Closed GhaziTriki closed 3 weeks ago
Hey,
Sure. I can see if I can do this tonight. I have tested it with Zabbix 6.4 and 7.0. I cannot guarantee that everything will work perfectly as I have just had our first mini-cluster. '
But TLDR. import the yaml to the templates in Zabbix and an these macros need to be populated on the hosts {$MINIO.DNS.NAME} {$MINIO.DNS.WILDCARD} {$S3.DRIVES.PER.ERASURE.SET} {$S3.MINIO.ACCESS.KEY} {$S3.MINIO.API.URL} {$S3.MINIO.MAX.DEAD.DRIVES} # this will be replaces in a future version. because i want to calculate the max dead drives via the parity and setsize metrics {$S3.MINIO.PARITY}
Great @KjellWolf, we have 5 bare-metal cluster, with 1 load balancer among them. I would be happy to be your beta-tester 😁
Ive updates the comment it seems i have made the change already... :D If you have ideas for Triggers let me know too.

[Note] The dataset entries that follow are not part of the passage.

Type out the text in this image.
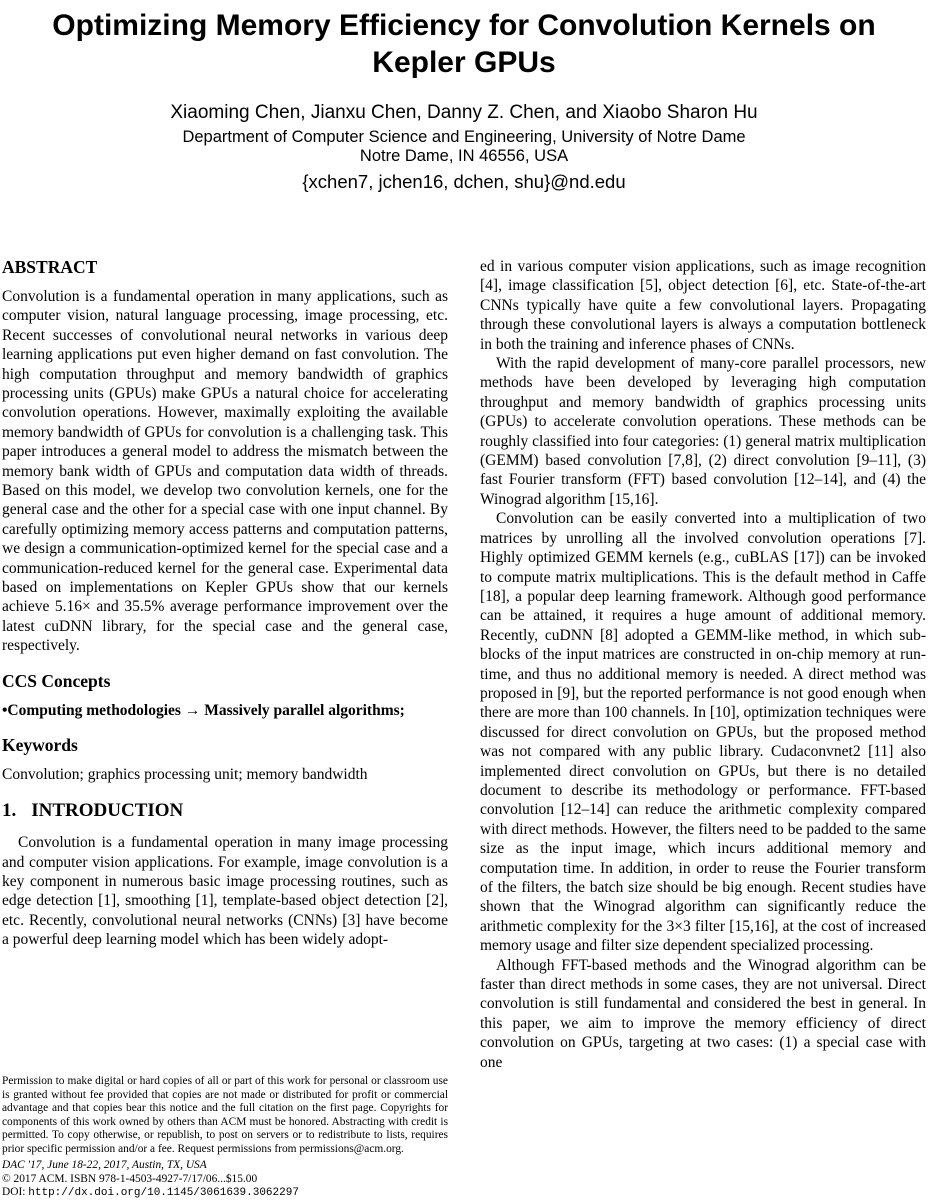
Optimizing Memory Efficiency for Convolution Kernels on Kepler GPUs
Xiaoming Chen, Jianxu Chen, Danny Z. Chen, and Xiaobo Sharon Hu
Department of Computer Science and Engineering, University of Notre Dame
Notre Dame, IN 46556, USA
{xchen7, jchen16, dchen, shu}@nd.edu
ABSTRACT

Convolution is a fundamental operation in many applications, such as computer vision, natural language processing, image processing, etc. Recent successes of convolutional neural networks in various deep learning applications put even higher demand on fast convolution. The high computation throughput and memory bandwidth of graphics processing units (GPUs) make GPUs a natural choice for accelerating convolution operations. However, maximally exploiting the available memory bandwidth of GPUs for convolution is a challenging task. This paper introduces a general model to address the mismatch between the memory bank width of GPUs and computation data width of threads. Based on this model, we develop two convolution kernels, one for the general case and the other for a special case with one input channel. By carefully optimizing memory access patterns and computation patterns, we design a communication-optimized kernel for the special case and a communication-reduced kernel for the general case. Experimental data based on implementations on Kepler GPUs show that our kernels achieve 5.16× and 35.5% average performance improvement over the latest cuDNN library, for the special case and the general case, respectively.

CCS Concepts

•Computing methodologies → Massively parallel algorithms;

Keywords

Convolution; graphics processing unit; memory bandwidth

1. INTRODUCTION

Convolution is a fundamental operation in many image processing and computer vision applications. For example, image convolution is a key component in numerous basic image processing routines, such as edge detection [1], smoothing [1], template-based object detection [2], etc. Recently, convolutional neural networks (CNNs) [3] have become a powerful deep learning model which has been widely adopt-

Permission to make digital or hard copies of all or part of this work for personal or classroom use is granted without fee provided that copies are not made or distributed for profit or commercial advantage and that copies bear this notice and the full citation on the first page. Copyrights for components of this work owned by others than ACM must be honored. Abstracting with credit is permitted. To copy otherwise, or republish, to post on servers or to redistribute to lists, requires prior specific permission and/or a fee. Request permissions from permissions@acm.org.

DAC '17, June 18-22, 2017, Austin, TX, USA

© 2017 ACM. ISBN 978-1-4503-4927-7/17/06...$15.00

DOI: http://dx.doi.org/10.1145/3061639.3062297

ed in various computer vision applications, such as image recognition [4], image classification [5], object detection [6], etc. State-of-the-art CNNs typically have quite a few convolutional layers. Propagating through these convolutional layers is always a computation bottleneck in both the training and inference phases of CNNs.

With the rapid development of many-core parallel processors, new methods have been developed by leveraging high computation throughput and memory bandwidth of graphics processing units (GPUs) to accelerate convolution operations. These methods can be roughly classified into four categories: (1) general matrix multiplication (GEMM) based convolution [7,8], (2) direct convolution [9–11], (3) fast Fourier transform (FFT) based convolution [12–14], and (4) the Winograd algorithm [15,16].

Convolution can be easily converted into a multiplication of two matrices by unrolling all the involved convolution operations [7]. Highly optimized GEMM kernels (e.g., cuBLAS [17]) can be invoked to compute matrix multiplications. This is the default method in Caffe [18], a popular deep learning framework. Although good performance can be attained, it requires a huge amount of additional memory. Recently, cuDNN [8] adopted a GEMM-like method, in which sub-blocks of the input matrices are constructed in on-chip memory at run-time, and thus no additional memory is needed. A direct method was proposed in [9], but the reported performance is not good enough when there are more than 100 channels. In [10], optimization techniques were discussed for direct convolution on GPUs, but the proposed method was not compared with any public library. Cudaconvnet2 [11] also implemented direct convolution on GPUs, but there is no detailed document to describe its methodology or performance. FFT-based convolution [12–14] can reduce the arithmetic complexity compared with direct methods. However, the filters need to be padded to the same size as the input image, which incurs additional memory and computation time. In addition, in order to reuse the Fourier transform of the filters, the batch size should be big enough. Recent studies have shown that the Winograd algorithm can significantly reduce the arithmetic complexity for the 3×3 filter [15,16], at the cost of increased memory usage and filter size dependent specialized processing.

Although FFT-based methods and the Winograd algorithm can be faster than direct methods in some cases, they are not universal. Direct convolution is still fundamental and considered the best in general. In this paper, we aim to improve the memory efficiency of direct convolution on GPUs, targeting at two cases: (1) a special case with one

And maybe nice to know is that this uses the Prometheus metrics
Added a small Readme. If Something isnt clear, just hit me up.
I tried now but I got "Cannot perform request: Received HTTP/0.9 when not allowed". Can the readme be clearer?
Hey
i dont know exactly at wich step this comes but i think its about the {$S3.MINIO.API.URL} Macro
did you specify https. Like https://my.loadbalancer.dev ? Can you share as much as possible about the setup?
when i unserstand hwere this comes from I`m happy to update the Readme.
Currently I have the following cluster
Let's assume the following:
Based on that I put the config macros:
/etc/default/minio
MINIO_STORAGE_CLASS_STANDARD=EC:3
MINIO_STORAGE_CLASS_RRS=EC:2
minio
job name in /etc/prometheus/prometheus.yml
What would be the right configuration?
Oh I think now i Know where i cloud have messed up.
in my example config i install the Template on Each Node. (While i think a solution to run LB / Standalone only would be prefeerable)
So a conf for one node wuld be
{$MINIO.DNS.NAME} = node1.minio.example.dev:9000 # specified with the internalö communication port Default 9000
{$MINIO.DNS.WILDCARD} = node1*
{$S3.MINIO.ACCESS.KEY} = Here is a difference. I do not run Prometheus directly on the nodes.
i got mine with this command mc admin config get [alias] prometheus
{$S3.MINIO.API.URL} = I setup with http / https at the start
Drives Per Set and Parity are not important for the connection. just for the calculations. but it still should work.
I just tore down my testminio for a server swap. Will start testing soon. But hope this helps?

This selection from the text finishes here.